Linguaphile

A professor of ESL/Bilingual education at National Louis University, Kristin Lems, MA ’75 LAS, MA ’83 LAS, received the 2021 Elliot Judd Outstanding Teacher Award presented by the Illinois Teachers of English to Speakers of Other Languages–Bilingual Education. The honor followed on the heels of her having won the 2018 Excellence in Teaching Award from her NLU peers.
A two-time Fulbright Scholar, Lems speaks four languages fluently and is proficient in a smattering of others, but wishes she knew her father’s native Dutch better. As she explains, mastery of languages transformed his life. “My father came to America because of his language skills. It has always been something for me to be proud of—learning and teaching languages,” she says.
A Dutch native, Willem Lems was incarcerated in World War II—not because he was Jewish, but because he resisted being drafted by the occupying German army and got caught. When liberated by the Allies, he offered his skills as an English language translator. That ultimately led to a full scholarship at Northwestern and a new life.

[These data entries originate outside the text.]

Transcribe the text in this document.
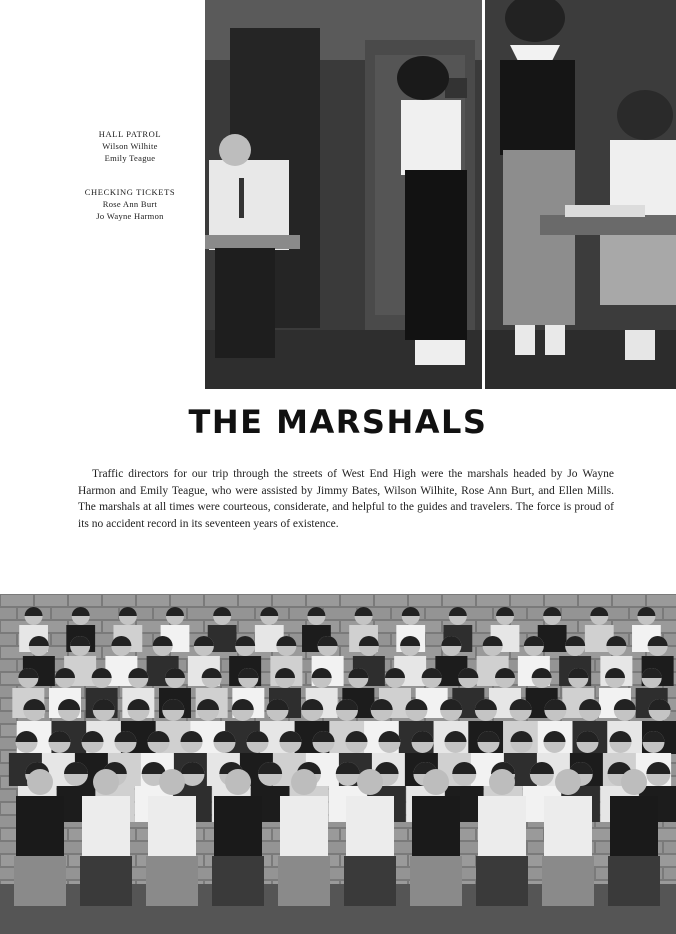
HALL PATROL
Wilson Wilhite
Emily Teague
CHECKING TICKETS
Rose Ann Burt
Jo Wayne Harmon
THE MARSHALS

Traffic directors for our trip through the streets of West End High were the marshals headed by Jo Wayne Harmon and Emily Teague, who were assisted by Jimmy Bates, Wilson Wilhite, Rose Ann Burt, and Ellen Mills. The marshals at all times were courteous, considerate, and helpful to the guides and travelers. The force is proud of its no accident record in its seventeen years of existence.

Kristin’s initial transitioning into another culture didn’t go as smoothly. After completing her undergraduate degree at the University of Michigan, she went to Iran in the early 1970s to teach English. “I was a professor at age 21, the same age as some of my students” Lems says. She initially worried that they had made a mistake in hiring her. “They didn’t know and I didn’t know what we were all in for. I didn’t have a minute of training. Not a minute.” She sums up the experience as “an unqualified disaster.”
Lems believes her real education in languages began when—back from Iran—she checked in on her undergraduate sister at U of I in the mid-1970s. She also visited the Asian studies building—“because I wanted to learn more about where I had just been”—and quickly realized she had found her next home, and accepted a University research assistantship.
Recent events have her thinking about language and culture, recalling the many Ukrainian immigrants she’s taught over the years.
“I’ve never met a more artistic ethnic group in my life—music, dance, poetry,” she says. “They wanted to learn enough to share their culture with me. I worked to make space for them so they can preserve and celebrate their culture along the way.”